Some critics have dissented from the view of Dylan as a visionary figure in popular music. In his book Awopbopaloobop Alopbamboom, Nik Cohn objected: "I can't take the vision of Dylan as seer, as teenage messiah, as everything else he's been worshipped as. The way I see him, he's a minor talent with a major gift for self-hype." Australian critic Jack Marx credited Dylan with changing the persona of the rock star: "What cannot be disputed is that Dylan invented the arrogant, faux-cerebral posturing that has been the dominant style in rock since, with everyone from Mick Jagger to Eminem educating themselves from the Dylan handbook."

Joni Mitchell described Dylan as a "plagiarist" and his voice as "fake" in a 2010 interview in the Los Angeles Times, in response to a suggestion that she and Dylan were similar since they had both changed their birthnames. Mitchell's comment led to discussions of Dylan's use of other people's material, both supporting and criticizing him. In a 2012 interview with Mikal Gilmore in Rolling Stone, Dylan responded to the allegation of plagiarism, including his use of Henry Timrod's verse in his album Modern Times, by saying that it was "part of the tradition".

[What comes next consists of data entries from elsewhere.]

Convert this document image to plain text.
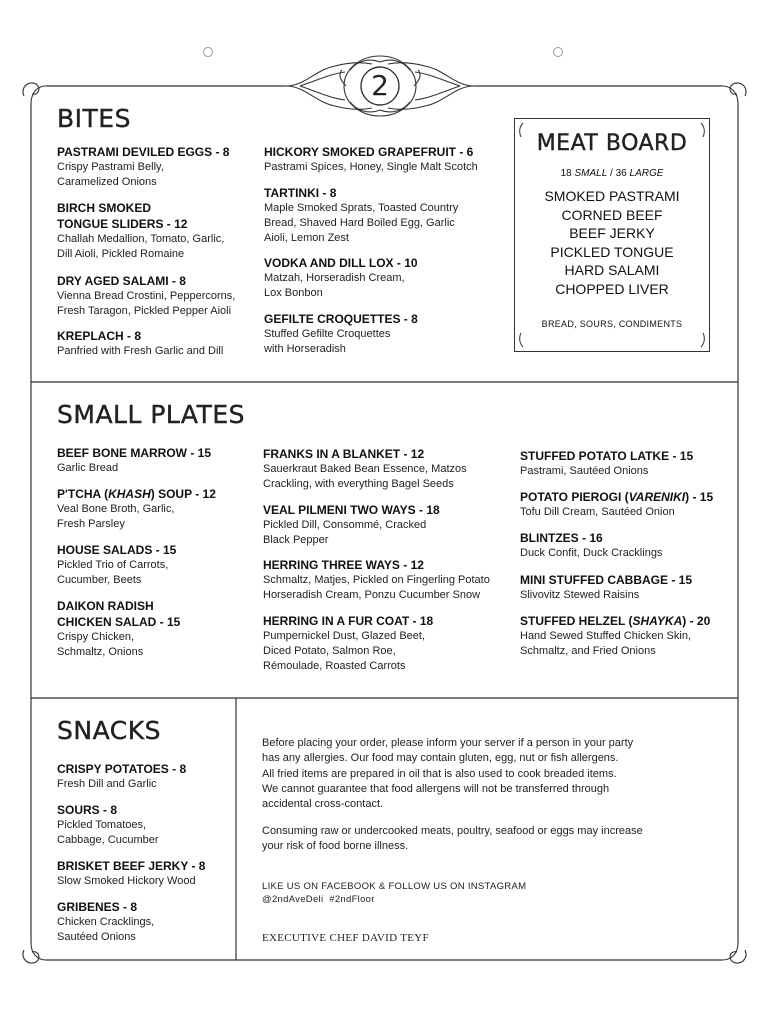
2
BITES
PASTRAMI DEVILED EGGS - 8
Crispy Pastrami Belly,
Caramelized Onions
BIRCH SMOKED
TONGUE SLIDERS - 12
Challah Medallion, Tomato, Garlic,
Dill Aioli, Pickled Romaine
DRY AGED SALAMI - 8
Vienna Bread Crostini, Peppercorns,
Fresh Taragon, Pickled Pepper Aioli
KREPLACH - 8
Panfried with Fresh Garlic and Dill
HICKORY SMOKED GRAPEFRUIT - 6
Pastrami Spices, Honey, Single Malt Scotch
TARTINKI - 8
Maple Smoked Sprats, Toasted Country
Bread, Shaved Hard Boiled Egg, Garlic
Aioli, Lemon Zest
VODKA AND DILL LOX - 10
Matzah, Horseradish Cream,
Lox Bonbon
GEFILTE CROQUETTES - 8
Stuffed Gefilte Croquettes
with Horseradish
MEAT BOARD
18 SMALL / 36 LARGE
SMOKED PASTRAMI
CORNED BEEF
BEEF JERKY
PICKLED TONGUE
HARD SALAMI
CHOPPED LIVER
BREAD, SOURS, CONDIMENTS
SMALL PLATES
BEEF BONE MARROW - 15
Garlic Bread
P'TCHA (KHASH) SOUP - 12
Veal Bone Broth, Garlic,
Fresh Parsley
HOUSE SALADS - 15
Pickled Trio of Carrots,
Cucumber, Beets
DAIKON RADISH
CHICKEN SALAD - 15
Crispy Chicken,
Schmaltz, Onions
FRANKS IN A BLANKET - 12
Sauerkraut Baked Bean Essence, Matzos
Crackling, with everything Bagel Seeds
VEAL PILMENI TWO WAYS - 18
Pickled Dill, Consommé, Cracked
Black Pepper
HERRING THREE WAYS - 12
Schmaltz, Matjes, Pickled on Fingerling Potato
Horseradish Cream, Ponzu Cucumber Snow
HERRING IN A FUR COAT - 18
Pumpernickel Dust, Glazed Beet,
Diced Potato, Salmon Roe,
Rémoulade, Roasted Carrots
STUFFED POTATO LATKE - 15
Pastrami, Sautéed Onions
POTATO PIEROGI (VARENIKI) - 15
Tofu Dill Cream, Sautéed Onion
BLINTZES - 16
Duck Confit, Duck Cracklings
MINI STUFFED CABBAGE - 15
Slivovitz Stewed Raisins
STUFFED HELZEL (SHAYKA) - 20
Hand Sewed Stuffed Chicken Skin,
Schmaltz, and Fried Onions
SNACKS
CRISPY POTATOES - 8
Fresh Dill and Garlic
SOURS - 8
Pickled Tomatoes,
Cabbage, Cucumber
BRISKET BEEF JERKY - 8
Slow Smoked Hickory Wood
GRIBENES - 8
Chicken Cracklings,
Sautéed Onions
Before placing your order, please inform your server if a person in your party
has any allergies. Our food may contain gluten, egg, nut or fish allergens.
All fried items are prepared in oil that is also used to cook breaded items.
We cannot guarantee that food allergens will not be transferred through
accidental cross-contact.
Consuming raw or undercooked meats, poultry, seafood or eggs may increase
your risk of food borne illness.
LIKE US ON FACEBOOK & FOLLOW US ON INSTAGRAM
@2ndAveDeli #2ndFloor
EXECUTIVE CHEF DAVID TEYF
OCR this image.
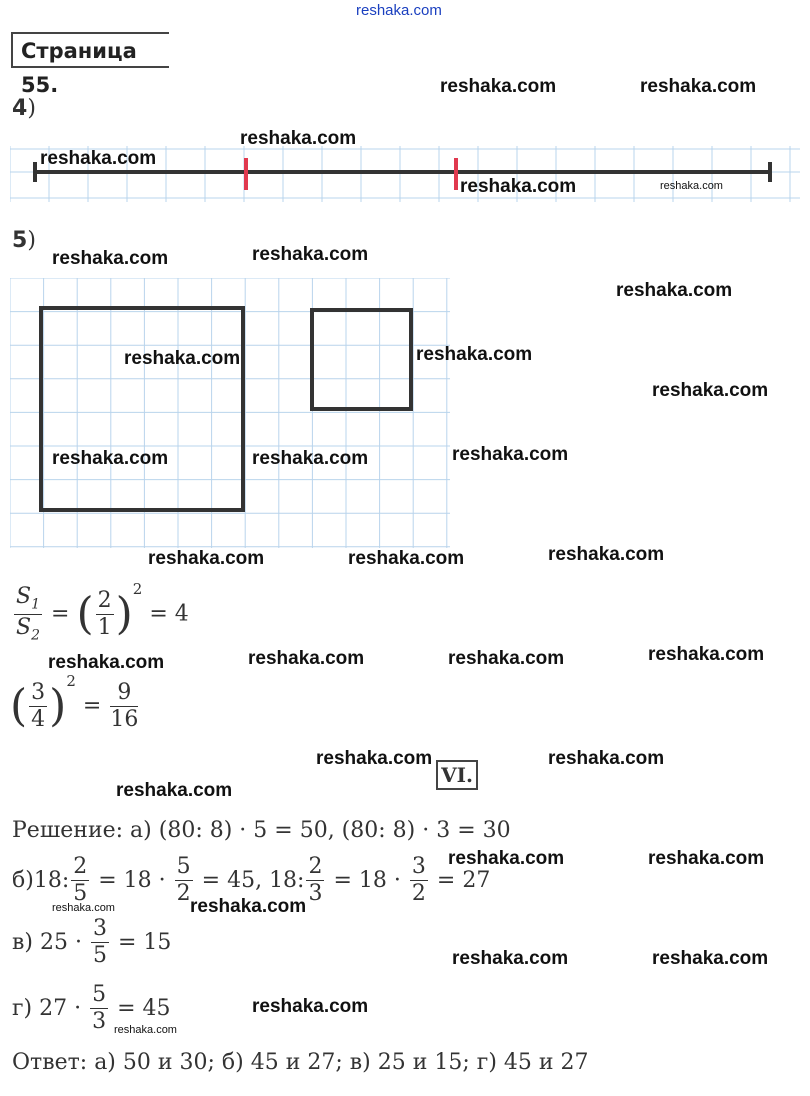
reshaka.com
Страница 55.
4)
5)
$\frac{S_1}{S_2}$ = ( $\frac{2}{1} )^2 = 4$
( $\frac{3}{4} )^2 = \frac{9}{16}$
VI.
Решение: а) (80: 8) · 5 = 50, (80: 8) · 3 = 30
б)18: $\frac{2}{5} = 18 \cdot \frac{5}{2} = 45$, 18: $\frac{2}{3} = 18 \cdot \frac{3}{2} = 27$
в) $25 \cdot \frac{3}{5} = 15$
г) $27 \cdot \frac{5}{3} = 45$
Ответ: а) 50 и 30; б) 45 и 27; в) 25 и 15; г) 45 и 27
reshaka.com	reshaka.com
reshaka.com
reshaka.com
reshaka.com	reshaka.com
reshaka.com
reshaka.com
reshaka.com
reshaka.com
reshaka.com
reshaka.com
reshaka.com
reshaka.com	reshaka.com
reshaka.com
reshaka.com	reshaka.com
reshaka.com
reshaka.com	reshaka.com
reshaka.com
reshaka.com	reshaka.com
reshaka.com
reshaka.com	reshaka.com
reshaka.com
reshaka.com
reshaka.com	reshaka.com
reshaka.com
reshaka.com
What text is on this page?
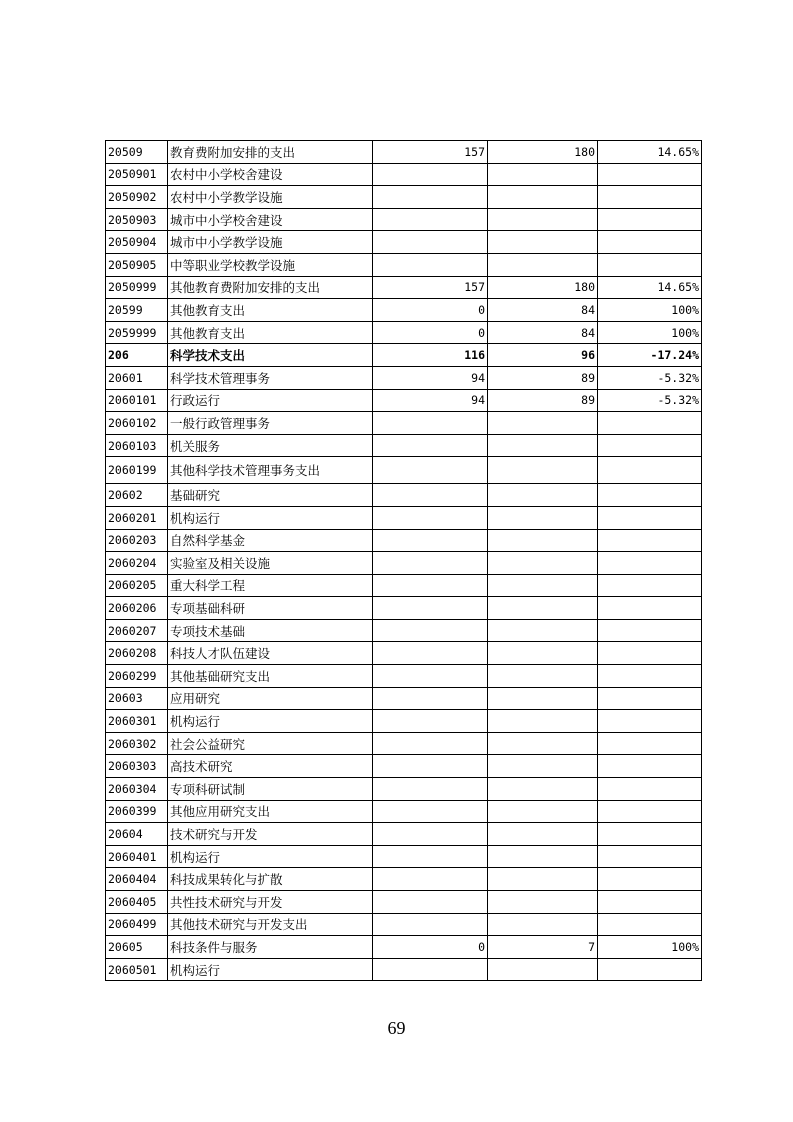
20509	教育费附加安排的支出	157	180	14.65%
2050901	农村中小学校舍建设			
2050902	农村中小学教学设施			
2050903	城市中小学校舍建设			
2050904	城市中小学教学设施			
2050905	中等职业学校教学设施			
2050999	其他教育费附加安排的支出	157	180	14.65%
20599	其他教育支出	0	84	100%
2059999	其他教育支出	0	84	100%
206	科学技术支出	116	96	-17.24%
20601	科学技术管理事务	94	89	-5.32%
2060101	行政运行	94	89	-5.32%
2060102	一般行政管理事务			
2060103	机关服务			
2060199	其他科学技术管理事务支出			
20602	基础研究			
2060201	机构运行			
2060203	自然科学基金			
2060204	实验室及相关设施			
2060205	重大科学工程			
2060206	专项基础科研			
2060207	专项技术基础			
2060208	科技人才队伍建设			
2060299	其他基础研究支出			
20603	应用研究			
2060301	机构运行			
2060302	社会公益研究			
2060303	高技术研究			
2060304	专项科研试制			
2060399	其他应用研究支出			
20604	技术研究与开发			
2060401	机构运行			
2060404	科技成果转化与扩散			
2060405	共性技术研究与开发			
2060499	其他技术研究与开发支出			
20605	科技条件与服务	0	7	100%
2060501	机构运行			
69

If Dylan's legacy in the 1960s was seen as bringing intellectual ambition to popular music, now that he has passed the age of 70, he has been described as a figure who has greatly expanded the folk culture from which he initially emerged. As J. Hoberman wrote in The Village Voice, "Elvis might never have been born, but someone else would surely have brought the world rock 'n' roll. No such logic accounts for Bob Dylan. No iron law of history demanded that a would-be Elvis from Hibbing, Minnesota, would swerve through the Greenwich Village folk revival to become the world's first and greatest rock 'n' roll beatnik bard and then—having achieved fame and adoration beyond reckoning—vanish into a folk tradition of his own making."